How Scientists Are Designing Better Tasting Kale
Kale may be one of the trendiest foods of the past decade, but just because something’s trendy doesn’t mean it’s not without its flaws. (For proof, check out the vast majority of music, movies, fashion and the entire Kardashian family.) With that in mind, a couple of scientists at Cornell University have set out to see exactly what people don’t like about kale and then – hopefully – try to fix it.
According to NPR’s The Salt, after years of working with kale, horticulture professor Philip Griffiths of the Cornell University College of Agriculture and Life Science recently teamed up with graduate student Hannah Swegarden to talk to people about the leafy green. Back in September, the researchers recruited a 14-person focus group that was given six different types of kale to eat and analyze for two weeks before coming together for a three-hour discussion. “By the time they came in, they were really knowledgeable,” Swegarden told NPR.
Though kale may be a superfood, the focus group pointed out (unsurprisingly) that the leaves are fibrous and bitter. The Cornell team is hoping to take the information gleaned from this group and create a another survey that will ask a larger number of consumers how kale can be improved – meaning if you have strong feelings about kale, keep your eyes peeled for advertisements from Cornell looking to recruit people to discuss vegetables.
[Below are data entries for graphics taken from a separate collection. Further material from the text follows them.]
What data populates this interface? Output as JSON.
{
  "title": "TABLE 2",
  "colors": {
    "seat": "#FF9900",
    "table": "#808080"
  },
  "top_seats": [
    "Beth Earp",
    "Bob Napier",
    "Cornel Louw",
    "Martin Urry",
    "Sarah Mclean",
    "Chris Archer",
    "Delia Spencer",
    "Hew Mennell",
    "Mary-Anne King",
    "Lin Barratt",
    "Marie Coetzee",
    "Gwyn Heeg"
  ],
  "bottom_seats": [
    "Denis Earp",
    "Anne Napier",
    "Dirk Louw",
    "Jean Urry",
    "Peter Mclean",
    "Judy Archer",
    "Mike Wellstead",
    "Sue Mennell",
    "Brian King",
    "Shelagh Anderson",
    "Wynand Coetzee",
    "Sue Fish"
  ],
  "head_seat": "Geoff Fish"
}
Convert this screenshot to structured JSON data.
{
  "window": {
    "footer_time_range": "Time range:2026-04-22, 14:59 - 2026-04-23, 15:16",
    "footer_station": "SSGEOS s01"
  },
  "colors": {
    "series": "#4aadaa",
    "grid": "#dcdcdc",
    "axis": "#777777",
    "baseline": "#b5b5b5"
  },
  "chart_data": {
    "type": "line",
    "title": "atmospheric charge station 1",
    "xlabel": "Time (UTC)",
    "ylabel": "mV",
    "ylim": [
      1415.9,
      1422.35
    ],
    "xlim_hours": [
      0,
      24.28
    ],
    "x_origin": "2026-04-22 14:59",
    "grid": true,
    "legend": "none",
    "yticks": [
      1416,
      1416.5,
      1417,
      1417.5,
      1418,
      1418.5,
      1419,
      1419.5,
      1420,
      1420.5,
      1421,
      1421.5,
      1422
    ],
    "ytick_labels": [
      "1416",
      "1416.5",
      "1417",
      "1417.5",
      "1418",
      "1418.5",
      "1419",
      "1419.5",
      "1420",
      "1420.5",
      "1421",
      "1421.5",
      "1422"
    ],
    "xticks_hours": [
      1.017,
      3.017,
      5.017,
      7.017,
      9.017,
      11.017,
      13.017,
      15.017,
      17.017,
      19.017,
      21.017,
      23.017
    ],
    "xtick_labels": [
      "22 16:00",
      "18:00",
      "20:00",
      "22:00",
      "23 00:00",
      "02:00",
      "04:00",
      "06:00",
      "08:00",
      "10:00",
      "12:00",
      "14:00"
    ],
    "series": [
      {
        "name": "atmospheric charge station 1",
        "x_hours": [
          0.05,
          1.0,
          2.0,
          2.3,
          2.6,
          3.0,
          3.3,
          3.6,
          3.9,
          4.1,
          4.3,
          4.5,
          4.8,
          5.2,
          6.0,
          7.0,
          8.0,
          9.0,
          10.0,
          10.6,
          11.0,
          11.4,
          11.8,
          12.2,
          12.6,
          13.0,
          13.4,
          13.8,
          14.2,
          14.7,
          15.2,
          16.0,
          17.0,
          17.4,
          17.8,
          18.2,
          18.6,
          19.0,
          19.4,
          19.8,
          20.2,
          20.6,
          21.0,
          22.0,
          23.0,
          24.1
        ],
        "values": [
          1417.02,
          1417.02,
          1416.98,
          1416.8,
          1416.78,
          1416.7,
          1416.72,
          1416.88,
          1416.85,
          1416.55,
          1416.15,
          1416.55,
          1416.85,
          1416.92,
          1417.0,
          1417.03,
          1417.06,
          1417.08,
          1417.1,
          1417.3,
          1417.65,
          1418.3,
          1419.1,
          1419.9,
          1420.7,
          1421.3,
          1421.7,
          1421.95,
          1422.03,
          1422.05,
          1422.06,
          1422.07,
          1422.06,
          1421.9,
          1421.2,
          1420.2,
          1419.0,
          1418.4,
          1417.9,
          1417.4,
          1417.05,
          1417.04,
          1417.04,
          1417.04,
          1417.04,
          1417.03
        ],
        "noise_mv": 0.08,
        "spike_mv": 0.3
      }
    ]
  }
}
From there, Team Kale is hoping to find ways to breed better kale for the consumer market, though they admit it won’t be easy. Things like making the leaves softer is “difficult to do that because that's changing the plant a lot,” said Swegarden. “How far can you push a consumer's concept of what kale is, before it's not kale anymore?” she asked at one point.
Even if they are able to make adjustments, the scientists suggest that new kale varieties could take at least eight years to reach grocery stores. But hey, at least they’re giving people a chance to vent.